Hi Eagle, for what it's worth not knowing MLC and your situation as well as the situations in the "Surviving" forum, I applaud setting boundaries on your relationship with MIL. He is no longer acting as your H, so if she is a drain on your life, limiting your interactions with her and/or removing her from your life is great.
As for the e-mail, my first thought is to shorten it--
Originally Posted by "Eagle3 E-mail"
You cannot buy the house at the agreed price because you cannot get a loan, how do you see the further process, because I honestly see no other way out than selling with the option as I presented you.
Can you please tell me what you want, (his name), because it's not really clear to me anymore?
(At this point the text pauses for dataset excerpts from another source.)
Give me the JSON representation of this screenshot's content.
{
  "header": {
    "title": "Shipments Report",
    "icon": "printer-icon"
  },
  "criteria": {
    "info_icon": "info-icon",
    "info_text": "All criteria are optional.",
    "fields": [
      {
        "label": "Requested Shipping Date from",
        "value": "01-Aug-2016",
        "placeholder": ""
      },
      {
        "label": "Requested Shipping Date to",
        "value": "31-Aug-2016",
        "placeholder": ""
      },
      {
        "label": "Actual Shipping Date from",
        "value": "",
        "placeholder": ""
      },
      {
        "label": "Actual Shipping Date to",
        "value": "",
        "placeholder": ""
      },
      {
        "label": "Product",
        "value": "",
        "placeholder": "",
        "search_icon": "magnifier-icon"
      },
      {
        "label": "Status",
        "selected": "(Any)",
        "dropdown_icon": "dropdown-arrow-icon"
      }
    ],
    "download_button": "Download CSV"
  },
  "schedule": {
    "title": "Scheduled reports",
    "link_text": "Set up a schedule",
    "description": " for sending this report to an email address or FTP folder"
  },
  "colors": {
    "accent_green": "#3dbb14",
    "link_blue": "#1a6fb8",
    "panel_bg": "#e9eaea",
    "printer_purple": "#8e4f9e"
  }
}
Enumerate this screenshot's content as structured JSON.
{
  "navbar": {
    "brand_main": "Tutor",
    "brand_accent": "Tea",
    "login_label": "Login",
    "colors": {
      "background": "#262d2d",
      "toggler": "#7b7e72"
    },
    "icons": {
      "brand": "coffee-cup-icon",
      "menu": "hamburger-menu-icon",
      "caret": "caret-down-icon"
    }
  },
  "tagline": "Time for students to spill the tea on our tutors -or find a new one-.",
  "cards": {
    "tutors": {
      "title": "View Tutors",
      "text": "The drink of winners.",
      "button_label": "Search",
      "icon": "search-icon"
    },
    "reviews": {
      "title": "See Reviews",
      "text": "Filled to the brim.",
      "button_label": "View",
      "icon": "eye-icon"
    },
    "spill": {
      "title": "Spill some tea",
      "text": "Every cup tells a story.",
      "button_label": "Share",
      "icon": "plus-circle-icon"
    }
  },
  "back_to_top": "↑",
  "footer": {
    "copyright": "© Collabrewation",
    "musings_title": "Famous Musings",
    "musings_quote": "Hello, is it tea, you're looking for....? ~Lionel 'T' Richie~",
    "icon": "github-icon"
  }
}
This cuts out the first line, which sounds frustrated, and the attempt to persuade him, "We're not going to lose anything if we don't try." Such transparent attempts often have the opposite effect.
My second thought is I wonder what your point is with this questioning? You're asking for his plan, and given he can't get a loan and he has a zero commission fantasy, he probably doesn't have one. It almost sounds like an R talk. Are you trying to get your half of the money out of the home a.s.a.p. so you can downsize and move? If yes, wouldn't you be better served by talking to your lawyer to learn your options for forcing the sale (I assume that's possible in your area)? If that's not your endgame, why nudge him for a plan?